I went to hear a quite entertaining presentation by the former comedian, Rod Quantock today, speaking on global warming. Well, we are all doomed and he has a pitch that is well honed and nicely presented. And myself now being ready to believe that we are past peak oil and may well be heading into very rocky terrain no matter whether the planet is warming, cooling or doing nothing at all, I asked what he thinks we should do. So he said, as a joke I suppose, that what we should be doing is starting twenty years ago. Since in his view we are anyway locked into massive heating with water and oil running out in the reasonably near future, and since there is nothing that can now be done about it, I cannot see why he believes it’s his duty to go around terrifying young children about a world with no Tim Tams (well I guess it’s a living). I am a bit on the aged side so most of this when it happens will be well past my bedtime (and his as well since we were born in the same year, apparently), so I might as well keep flying and enjoying life, along with Al Gore and the American President. No self restraint of mine today will make the slightest difference so why bother trying?

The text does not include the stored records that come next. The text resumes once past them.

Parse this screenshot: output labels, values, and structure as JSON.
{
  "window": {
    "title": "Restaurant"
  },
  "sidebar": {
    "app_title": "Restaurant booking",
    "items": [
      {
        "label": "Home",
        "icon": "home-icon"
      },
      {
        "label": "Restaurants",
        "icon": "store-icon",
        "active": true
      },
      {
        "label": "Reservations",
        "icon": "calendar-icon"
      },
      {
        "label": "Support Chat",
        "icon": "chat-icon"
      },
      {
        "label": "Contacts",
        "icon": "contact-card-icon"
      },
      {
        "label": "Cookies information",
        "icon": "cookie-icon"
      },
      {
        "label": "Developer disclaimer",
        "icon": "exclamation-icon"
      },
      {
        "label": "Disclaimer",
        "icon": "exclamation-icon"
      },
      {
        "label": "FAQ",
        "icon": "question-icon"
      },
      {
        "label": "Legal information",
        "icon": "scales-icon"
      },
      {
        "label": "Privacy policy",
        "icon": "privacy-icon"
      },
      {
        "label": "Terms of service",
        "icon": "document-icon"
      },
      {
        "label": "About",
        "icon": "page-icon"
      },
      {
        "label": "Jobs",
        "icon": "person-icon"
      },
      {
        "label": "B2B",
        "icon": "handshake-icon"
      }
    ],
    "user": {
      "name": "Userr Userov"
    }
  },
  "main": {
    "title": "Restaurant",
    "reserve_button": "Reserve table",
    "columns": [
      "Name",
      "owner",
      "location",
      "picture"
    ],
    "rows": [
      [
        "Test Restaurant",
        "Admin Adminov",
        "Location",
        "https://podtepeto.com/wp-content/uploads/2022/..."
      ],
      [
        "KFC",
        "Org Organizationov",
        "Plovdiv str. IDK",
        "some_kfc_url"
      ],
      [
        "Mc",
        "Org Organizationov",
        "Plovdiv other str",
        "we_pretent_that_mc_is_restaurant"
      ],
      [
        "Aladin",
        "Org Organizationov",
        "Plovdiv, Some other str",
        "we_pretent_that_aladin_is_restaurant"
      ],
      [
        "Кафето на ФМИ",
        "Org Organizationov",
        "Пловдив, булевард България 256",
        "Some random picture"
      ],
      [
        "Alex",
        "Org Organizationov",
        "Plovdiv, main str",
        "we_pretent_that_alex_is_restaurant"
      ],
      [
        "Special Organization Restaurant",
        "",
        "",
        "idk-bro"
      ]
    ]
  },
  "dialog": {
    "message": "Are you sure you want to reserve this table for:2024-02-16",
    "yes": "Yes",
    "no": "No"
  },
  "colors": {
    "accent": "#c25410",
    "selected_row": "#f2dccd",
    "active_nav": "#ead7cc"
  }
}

Yet in the conversations afterwards although not with him, I trotted out my global cooling story which really is a great pleasure for me in such moments. Because if you really do think we are at peak oil, and who is to say we are not, and we don’t switch pronto to some form of nuclear power, there is no story so pessimistic that it may not fit the facts of the world as it will unfold if oil really does become scarce. I don’t know and you don’t know what is happening. But David Archibald, who teaches strategic energy policy in Washington, wrote this in his Twilight of Abundance:
The logistic decline plot of world oil production shows that the year of peak output arrived in 2005. The oil market began tightening slightly earlier, in June 2004. The oil price today is three times what it was in that year, but oil output has not increased in response to that price signal. The reason it has not is because it cannot. Almost all of the world’s oilfields are producing as fast as their owners can make them. There is only a little spare capacity on the planet. Global production of conventional oil has been flat since 2005. The logistic decline plot tells us that the world’s supply of conventional oil will fall away soon, and rapidly.
There are seven billion on the planet. If we run out of oil without a cheap replacement a very large number of us will not survive into old age. We have the technology to build safe nuclear power but those, too, are off every green agenda. So just for fun, next time you are in such a conversation, do what I did:
Agree that we are running out of oil, in fact insist on it
Point out there are no cheap substitutes for oil
Say you think hundreds of millions if not more may die and relatively soon if some cheap source of energy is not found
Point out that neither wind nor solar are cheap and reliable and cannot be used as a replacement
Ask what should we do?
You will by doing this outdo any green-leftist on the planet with your pessimism. You will leave them as the optimists in the room and you as the only stone cold sober realist. The only problem then comes when you start to wonder yourself whether you might in fact be right. Because what if you are?